Но у Харри другие мечты, которые в кино счастливо осуществляются: "грязевой период" позади, кончились и рождественские приготовления на Полярном фронте. Подсчитаны все сожженные Т-34. Возвращается после успешного рейда в неприятельские тылы подводная лодка. Поднимаются в воздух истребители, чтобы дать отпор вражеским стервятникам. Но вот новая музыка. Меняется и оператор: мирные осенние пейзажи, послеполуденное солнце пробивается сквозь листву, похрустывает гравий дорожек: штаб-квартира Вождя.
- Нет, ты глянь, глянь! Вон, побежал, остановился, виляет! Между ним и летчиком. Ясное дело он, кто же еще! Наш пес. Ну, я имею в виду, пес нашего Харраса, как пить дать!
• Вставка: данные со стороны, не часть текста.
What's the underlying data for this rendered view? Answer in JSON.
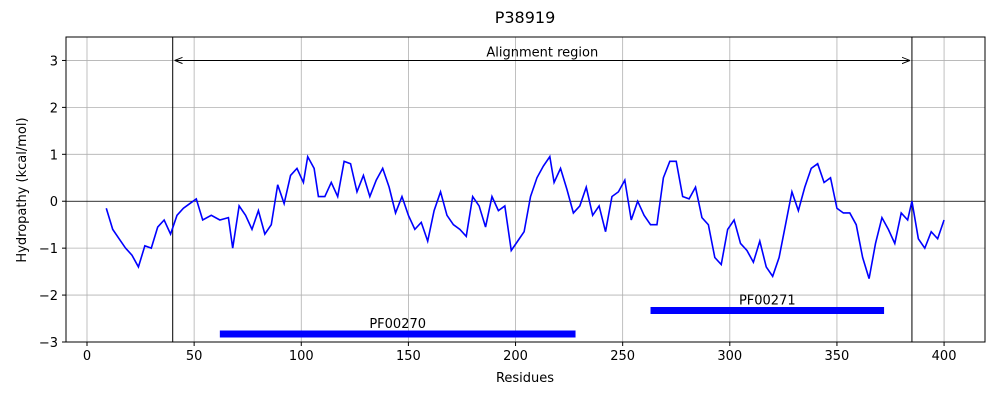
{
  "chart_data": {
    "type": "line",
    "title": "P38919",
    "xlabel": "Residues",
    "ylabel": "Hydropathy (kcal/mol)",
    "color": "#0000ff",
    "x": [
      9,
      12,
      15,
      18,
      21,
      24,
      27,
      30,
      33,
      36,
      39,
      42,
      45,
      48,
      51,
      54,
      58,
      62,
      66,
      68,
      71,
      74,
      77,
      80,
      83,
      86,
      89,
      92,
      95,
      98,
      101,
      103,
      106,
      108,
      111,
      114,
      117,
      120,
      123,
      126,
      129,
      132,
      135,
      138,
      141,
      144,
      147,
      150,
      153,
      156,
      159,
      162,
      165,
      168,
      171,
      174,
      177,
      180,
      183,
      186,
      189,
      192,
      195,
      198,
      201,
      204,
      207,
      210,
      213,
      216,
      218,
      221,
      224,
      227,
      230,
      233,
      236,
      239,
      242,
      245,
      248,
      251,
      254,
      257,
      260,
      263,
      266,
      269,
      272,
      275,
      278,
      281,
      284,
      287,
      290,
      293,
      296,
      299,
      302,
      305,
      308,
      311,
      314,
      317,
      320,
      323,
      326,
      329,
      332,
      335,
      338,
      341,
      344,
      347,
      350,
      353,
      356,
      359,
      362,
      365,
      368,
      371,
      374,
      377,
      380,
      383,
      385,
      388,
      391,
      394,
      397,
      400
    ],
    "values": [
      -0.15,
      -0.6,
      -0.8,
      -1.0,
      -1.15,
      -1.4,
      -0.95,
      -1.0,
      -0.55,
      -0.4,
      -0.7,
      -0.3,
      -0.15,
      -0.05,
      0.05,
      -0.4,
      -0.3,
      -0.4,
      -0.35,
      -1.0,
      -0.1,
      -0.3,
      -0.6,
      -0.2,
      -0.7,
      -0.5,
      0.35,
      -0.05,
      0.55,
      0.7,
      0.4,
      0.95,
      0.7,
      0.1,
      0.1,
      0.4,
      0.1,
      0.85,
      0.8,
      0.2,
      0.55,
      0.1,
      0.45,
      0.7,
      0.3,
      -0.25,
      0.1,
      -0.3,
      -0.6,
      -0.45,
      -0.85,
      -0.2,
      0.2,
      -0.3,
      -0.5,
      -0.6,
      -0.75,
      0.1,
      -0.1,
      -0.55,
      0.1,
      -0.2,
      -0.1,
      -1.05,
      -0.85,
      -0.65,
      0.1,
      0.5,
      0.75,
      0.95,
      0.4,
      0.7,
      0.25,
      -0.25,
      -0.1,
      0.3,
      -0.3,
      -0.1,
      -0.65,
      0.1,
      0.2,
      0.45,
      -0.4,
      0.0,
      -0.3,
      -0.5,
      -0.5,
      0.5,
      0.85,
      0.85,
      0.1,
      0.05,
      0.3,
      -0.35,
      -0.5,
      -1.2,
      -1.35,
      -0.6,
      -0.4,
      -0.9,
      -1.05,
      -1.3,
      -0.85,
      -1.4,
      -1.6,
      -1.2,
      -0.5,
      0.2,
      -0.2,
      0.3,
      0.7,
      0.8,
      0.4,
      0.5,
      -0.15,
      -0.25,
      -0.25,
      -0.5,
      -1.2,
      -1.65,
      -0.9,
      -0.35,
      -0.6,
      -0.9,
      -0.25,
      -0.4,
      0.0,
      -0.8,
      -1.0,
      -0.65,
      -0.8,
      -0.4
    ],
    "xlim": [
      -9.8,
      419.1
    ],
    "ylim": [
      -3,
      3.5
    ],
    "xticks": [
      0,
      50,
      100,
      150,
      200,
      250,
      300,
      350,
      400
    ],
    "yticks": [
      {
        "value": -3,
        "label": "−3"
      },
      {
        "value": -2,
        "label": "−2"
      },
      {
        "value": -1,
        "label": "−1"
      },
      0,
      1,
      2,
      3
    ],
    "grid": true,
    "hline": 0,
    "vlines": [
      40,
      385
    ],
    "region": {
      "text": "Alignment region",
      "start": 40,
      "end": 385,
      "y": 3
    },
    "domains": [
      {
        "name": "PF00270",
        "start": 62,
        "end": 228,
        "y": -2.83,
        "color": "#0000ff"
      },
      {
        "name": "PF00271",
        "start": 263,
        "end": 372,
        "y": -2.33,
        "color": "#0000ff"
      }
    ]
  }
}
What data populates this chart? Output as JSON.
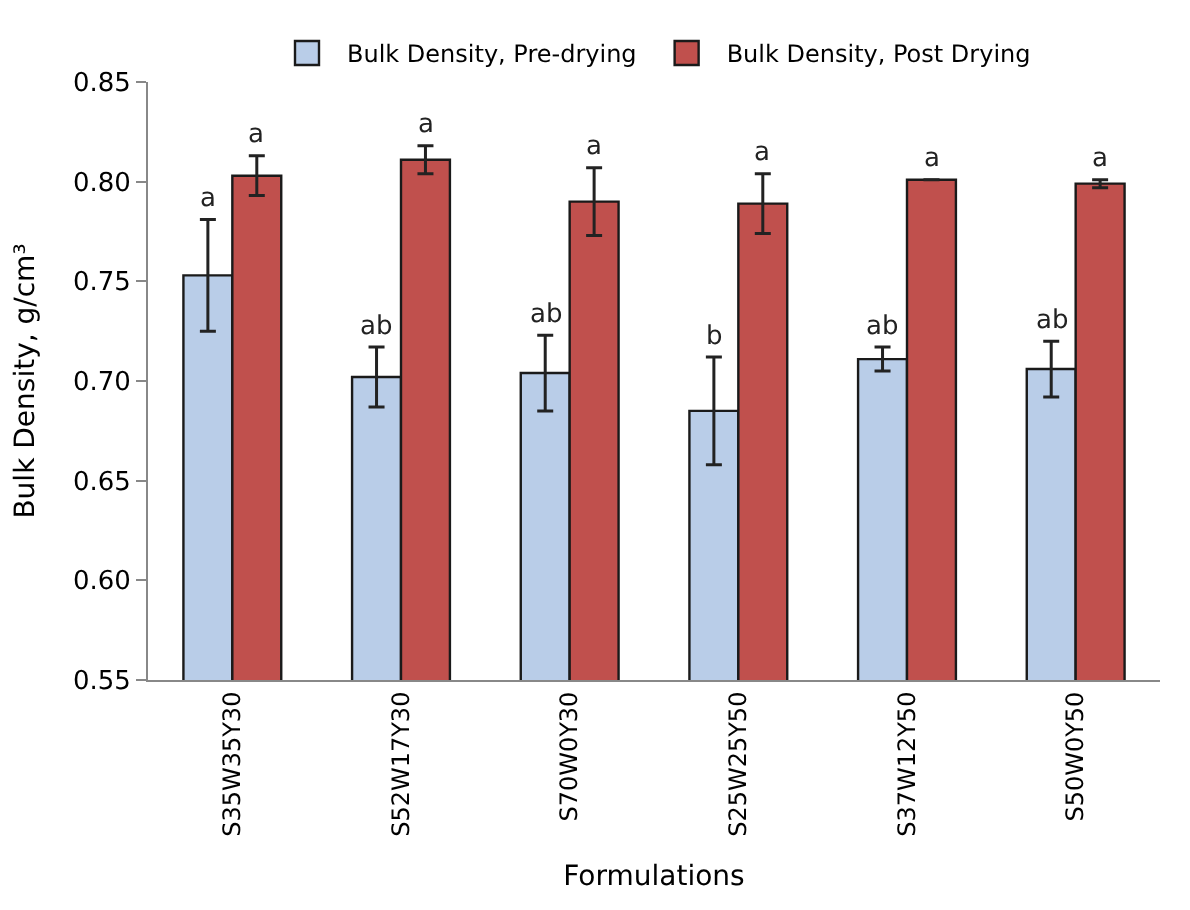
{
  "chart_data": {
    "type": "bar",
    "xlabel": "Formulations",
    "ylabel": "Bulk Density, g/cm³",
    "categories": [
      "S35W35Y30",
      "S52W17Y30",
      "S70W0Y30",
      "S25W25Y50",
      "S37W12Y50",
      "S50W0Y50"
    ],
    "series": [
      {
        "name": "Bulk Density, Pre-drying",
        "color": "#b9cde8",
        "values": [
          0.753,
          0.702,
          0.704,
          0.685,
          0.711,
          0.706
        ],
        "errors": [
          0.028,
          0.015,
          0.019,
          0.027,
          0.006,
          0.014
        ],
        "value_labels": [
          "a",
          "ab",
          "ab",
          "b",
          "ab",
          "ab"
        ]
      },
      {
        "name": "Bulk Density, Post Drying",
        "color": "#c0504d",
        "values": [
          0.803,
          0.811,
          0.79,
          0.789,
          0.801,
          0.799
        ],
        "errors": [
          0.01,
          0.007,
          0.017,
          0.015,
          null,
          0.002
        ],
        "value_labels": [
          "a",
          "a",
          "a",
          "a",
          "a",
          "a"
        ]
      }
    ],
    "ylim": [
      0.55,
      0.85
    ],
    "yticks": [
      {
        "value": 0.55,
        "label": "0.55"
      },
      {
        "value": 0.6,
        "label": "0.60"
      },
      {
        "value": 0.65,
        "label": "0.65"
      },
      {
        "value": 0.7,
        "label": "0.70"
      },
      {
        "value": 0.75,
        "label": "0.75"
      },
      {
        "value": 0.8,
        "label": "0.80"
      },
      {
        "value": 0.85,
        "label": "0.85"
      }
    ],
    "grid": false,
    "legend": "top"
  }
}
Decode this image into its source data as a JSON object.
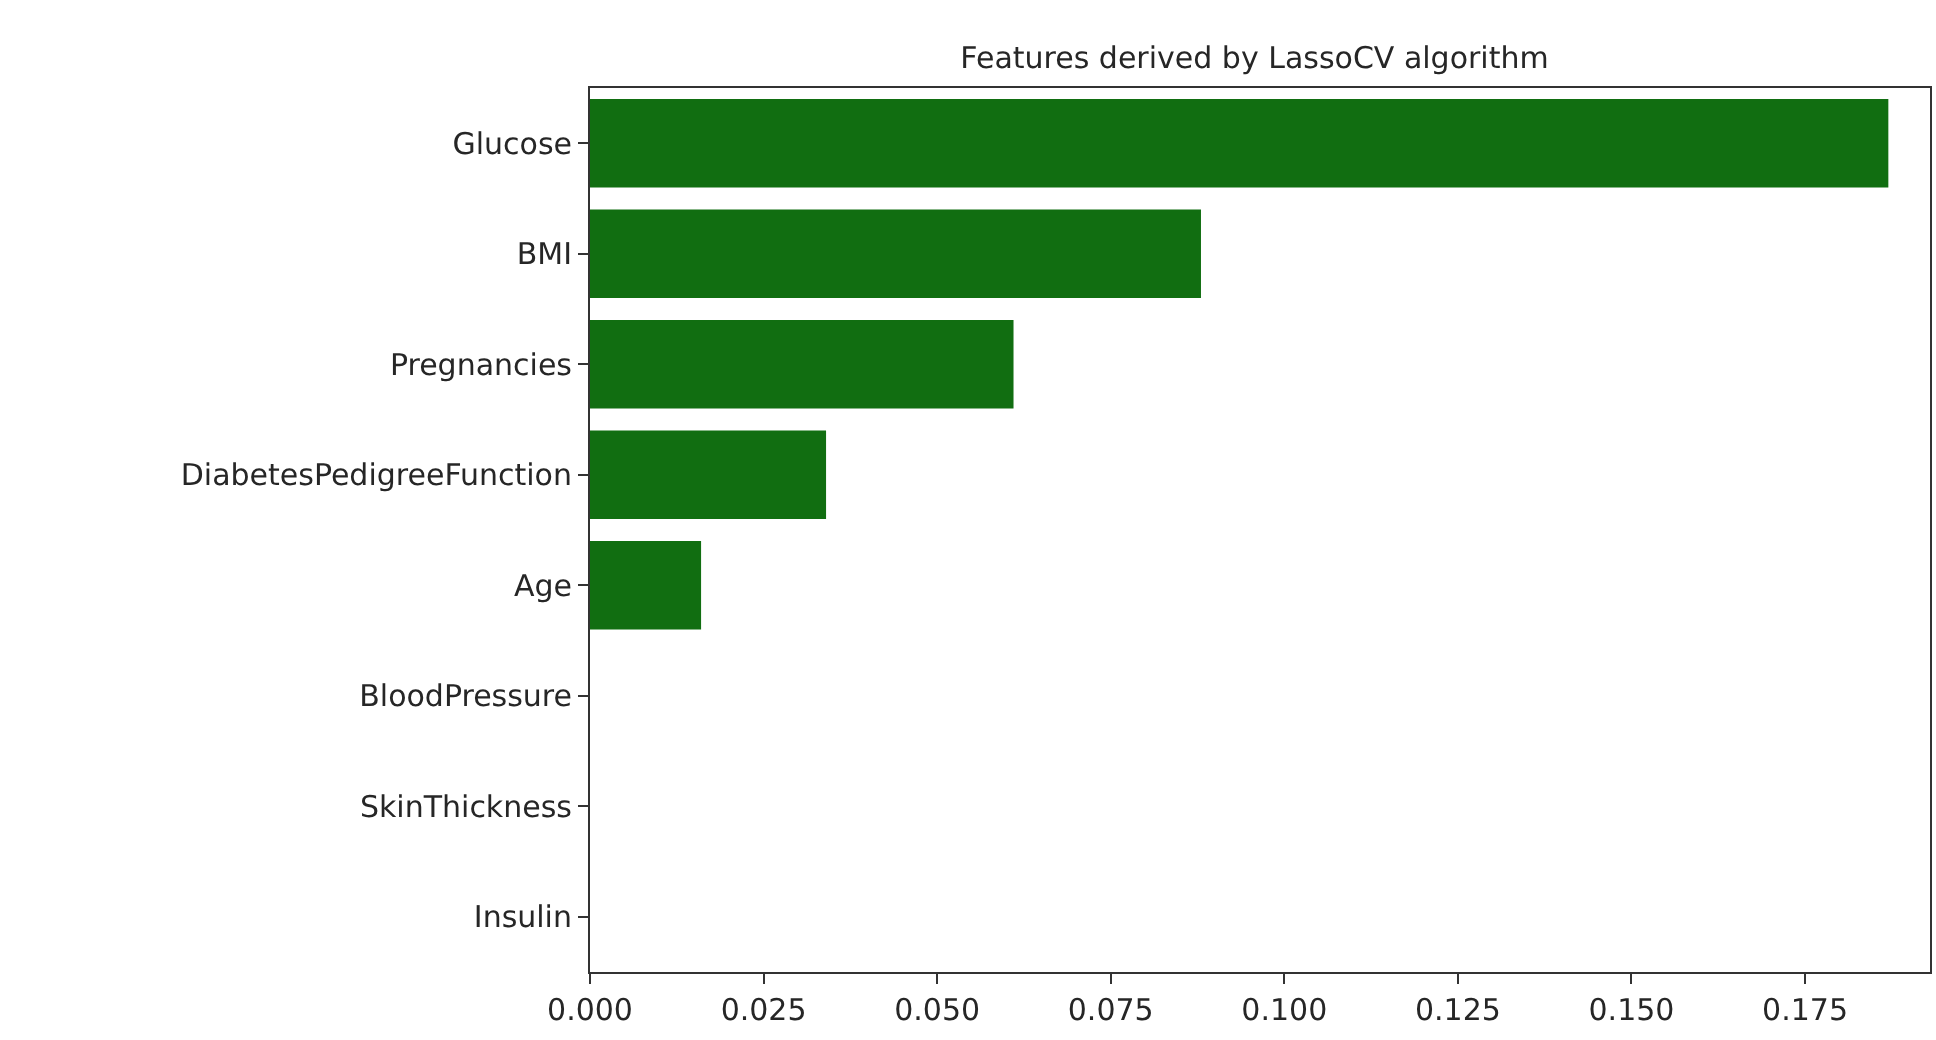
{
  "chart_data": {
    "type": "bar",
    "orientation": "horizontal",
    "title": "Features derived by LassoCV algorithm",
    "categories": [
      "Glucose",
      "BMI",
      "Pregnancies",
      "DiabetesPedigreeFunction",
      "Age",
      "BloodPressure",
      "SkinThickness",
      "Insulin"
    ],
    "values": [
      0.187,
      0.088,
      0.061,
      0.034,
      0.016,
      0,
      0,
      0
    ],
    "color": "#116e11",
    "xlim": [
      0,
      0.193
    ],
    "xticks": [
      {
        "value": 0,
        "label": "0.000"
      },
      {
        "value": 0.025,
        "label": "0.025"
      },
      {
        "value": 0.05,
        "label": "0.050"
      },
      {
        "value": 0.075,
        "label": "0.075"
      },
      {
        "value": 0.1,
        "label": "0.100"
      },
      {
        "value": 0.125,
        "label": "0.125"
      },
      {
        "value": 0.15,
        "label": "0.150"
      },
      {
        "value": 0.175,
        "label": "0.175"
      }
    ],
    "grid": false
  }
}
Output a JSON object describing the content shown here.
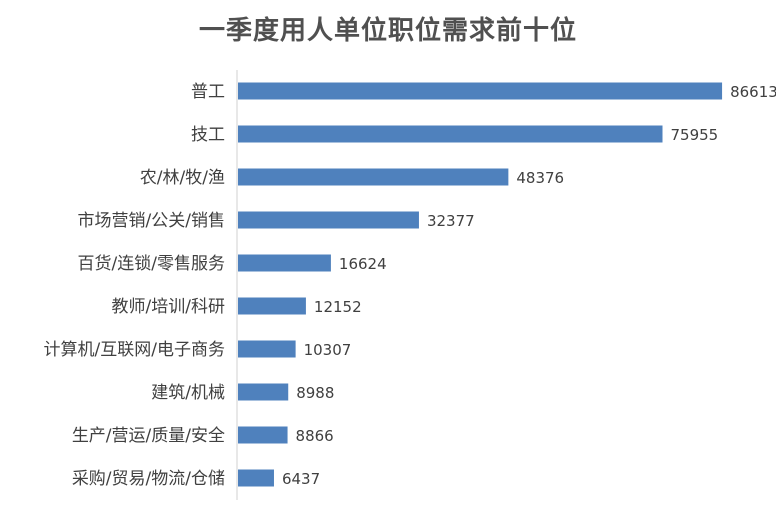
{
  "chart_data": {
    "type": "bar",
    "orientation": "horizontal",
    "title": "一季度用人单位职位需求前十位",
    "categories": [
      "普工",
      "技工",
      "农/林/牧/渔",
      "市场营销/公关/销售",
      "百货/连锁/零售服务",
      "教师/培训/科研",
      "计算机/互联网/电子商务",
      "建筑/机械",
      "生产/营运/质量/安全",
      "采购/贸易/物流/仓储"
    ],
    "values": [
      86613,
      75955,
      48376,
      32377,
      16624,
      12152,
      10307,
      8988,
      8866,
      6437
    ],
    "bar_color": "#4F81BD",
    "xlim": [
      0,
      90000
    ],
    "grid": false,
    "legend": "none",
    "data_labels": true
  }
}
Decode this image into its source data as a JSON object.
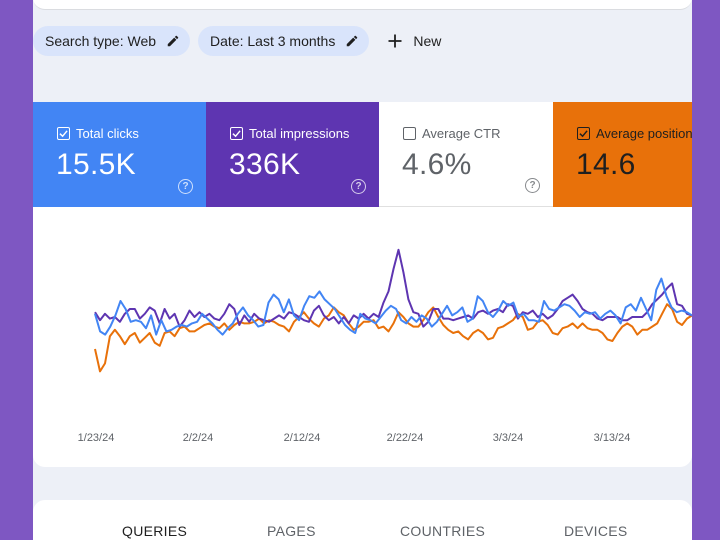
{
  "filters": {
    "search_type": "Search type: Web",
    "date": "Date: Last 3 months",
    "new_label": "New"
  },
  "metrics": [
    {
      "key": "clicks",
      "label": "Total clicks",
      "value": "15.5K",
      "checked": true,
      "color": "#4285f4"
    },
    {
      "key": "impressions",
      "label": "Total impressions",
      "value": "336K",
      "checked": true,
      "color": "#5e35b1"
    },
    {
      "key": "ctr",
      "label": "Average CTR",
      "value": "4.6%",
      "checked": false,
      "color": "#ffffff"
    },
    {
      "key": "position",
      "label": "Average position",
      "value": "14.6",
      "checked": true,
      "color": "#e8710a"
    }
  ],
  "chart_data": {
    "type": "line",
    "x_tick_labels": [
      "1/23/24",
      "2/2/24",
      "2/12/24",
      "2/22/24",
      "3/3/24",
      "3/13/24"
    ],
    "y_range": [
      0,
      100
    ],
    "grid": false,
    "series": [
      {
        "name": "Total clicks",
        "color": "#4285f4",
        "values": [
          52,
          41,
          39,
          44,
          51,
          60,
          55,
          47,
          48,
          47,
          43,
          51,
          39,
          48,
          41,
          42,
          44,
          45,
          44,
          46,
          47,
          52,
          49,
          46,
          42,
          39,
          43,
          46,
          52,
          56,
          51,
          48,
          44,
          45,
          59,
          64,
          61,
          53,
          61,
          51,
          48,
          57,
          63,
          62,
          66,
          61,
          58,
          55,
          50,
          45,
          42,
          40,
          52,
          49,
          48,
          46,
          50,
          54,
          57,
          55,
          48,
          46,
          50,
          47,
          51,
          49,
          44,
          47,
          52,
          57,
          51,
          53,
          56,
          47,
          49,
          63,
          60,
          53,
          50,
          54,
          60,
          57,
          59,
          50,
          52,
          48,
          48,
          47,
          60,
          55,
          54,
          56,
          58,
          57,
          54,
          50,
          53,
          52,
          53,
          49,
          52,
          54,
          51,
          46,
          56,
          58,
          54,
          62,
          55,
          48,
          67,
          74,
          63,
          56,
          53,
          54,
          53,
          51
        ]
      },
      {
        "name": "Total impressions",
        "color": "#5e35b1",
        "values": [
          53,
          48,
          52,
          49,
          50,
          47,
          52,
          55,
          55,
          49,
          52,
          56,
          54,
          46,
          55,
          49,
          52,
          44,
          48,
          54,
          50,
          53,
          50,
          52,
          49,
          48,
          52,
          58,
          55,
          45,
          51,
          47,
          52,
          49,
          48,
          47,
          49,
          51,
          49,
          53,
          52,
          50,
          48,
          47,
          54,
          57,
          51,
          48,
          50,
          46,
          50,
          46,
          51,
          49,
          52,
          49,
          52,
          50,
          59,
          66,
          80,
          92,
          78,
          61,
          53,
          52,
          44,
          47,
          55,
          55,
          49,
          49,
          48,
          49,
          50,
          51,
          49,
          53,
          54,
          52,
          54,
          55,
          53,
          58,
          57,
          49,
          53,
          52,
          54,
          50,
          52,
          49,
          51,
          55,
          60,
          62,
          64,
          60,
          55,
          53,
          52,
          49,
          48,
          50,
          50,
          50,
          48,
          48,
          50,
          50,
          50,
          53,
          58,
          61,
          64,
          68,
          71,
          58,
          57,
          52,
          51
        ]
      },
      {
        "name": "Average position",
        "color": "#e8710a",
        "values": [
          30,
          16,
          21,
          38,
          42,
          38,
          33,
          38,
          40,
          34,
          37,
          40,
          34,
          32,
          40,
          41,
          38,
          43,
          44,
          41,
          41,
          43,
          45,
          46,
          44,
          43,
          46,
          42,
          45,
          47,
          46,
          46,
          47,
          49,
          46,
          48,
          47,
          45,
          44,
          41,
          47,
          50,
          53,
          49,
          46,
          44,
          49,
          51,
          56,
          53,
          51,
          46,
          42,
          44,
          47,
          47,
          48,
          43,
          44,
          41,
          46,
          53,
          50,
          46,
          44,
          44,
          48,
          53,
          56,
          50,
          45,
          42,
          40,
          41,
          38,
          36,
          40,
          42,
          40,
          36,
          37,
          43,
          44,
          46,
          48,
          52,
          50,
          42,
          43,
          47,
          48,
          45,
          40,
          39,
          43,
          44,
          46,
          43,
          46,
          43,
          42,
          42,
          40,
          36,
          35,
          40,
          44,
          46,
          44,
          39,
          42,
          42,
          44,
          46,
          52,
          58,
          55,
          47,
          45,
          49,
          51
        ]
      }
    ]
  },
  "tabs": [
    "QUERIES",
    "PAGES",
    "COUNTRIES",
    "DEVICES"
  ]
}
Принц, он самый, Принц, которого наш Харрас…
Добрую минуту, пока Вождь и Канцлер Рейха в низко надвинутой фуражке, угнездив руки на причинном месте, беседует с офицером ВВС - может, это Рудель был? - и прогуливается под деревьями ставки, вблизи его сапог, не покидая кадра, вертится овчарка, явно черная, трется о сапоги, дает потрепать себя по загривку - ибо один раз Вождь соизволяет убрать руки оттуда, где они находятся, чтобы сразу же после того, как "Еженедельное обозрение" запечатлеет трогательную близость хозяина и собаки, водворить их на прежнее место.
Прежде чем отправиться в Троил последним трамваем, - ему приходилось на главном вокзале пересаживаться в сторону Соломенной слободы, - Харри проводил Туллу домой. Оба говорили поочередно и не слушая друг друга - она о фильме, он о "Еженедельном обозрении". В Туллином фильме крестьянская девушка, отправившись в лес по грибы, претерпевала надругательство и поэтому - чего Тулла никак не могла уразуметь - шла топиться; Харри же пытался увиденное в "Еженедельном обозрении" облечь в свойственные языку Штёртебекера философские категории, дабы закрепить и одновременно утвердить для себя его значимость:
- Бытие собаки, то есть то, что она есть, означает для меня брошенность сущей собаки в ее данность; а именно в том смысле, что пребывание собаки в мире и есть данность собаки; неважно, где проистекает эта данность - на столярном ли дворе, в ставке ли Вождя либо по ту сторону всякого вульгарного времени: ибо будущее бытие собаки наступит не позже, чем ее бывшая данность, а она, в свою очередь, прекратится не раньше, чем укорененность собаки в ее собачьем сейчас.
Невзирая на все это, Тулла у дверей квартиры Покрифке ему сообщила:
- Через неделю я буду уже на втором месяце, а к Рождеству уже точно будет заметно.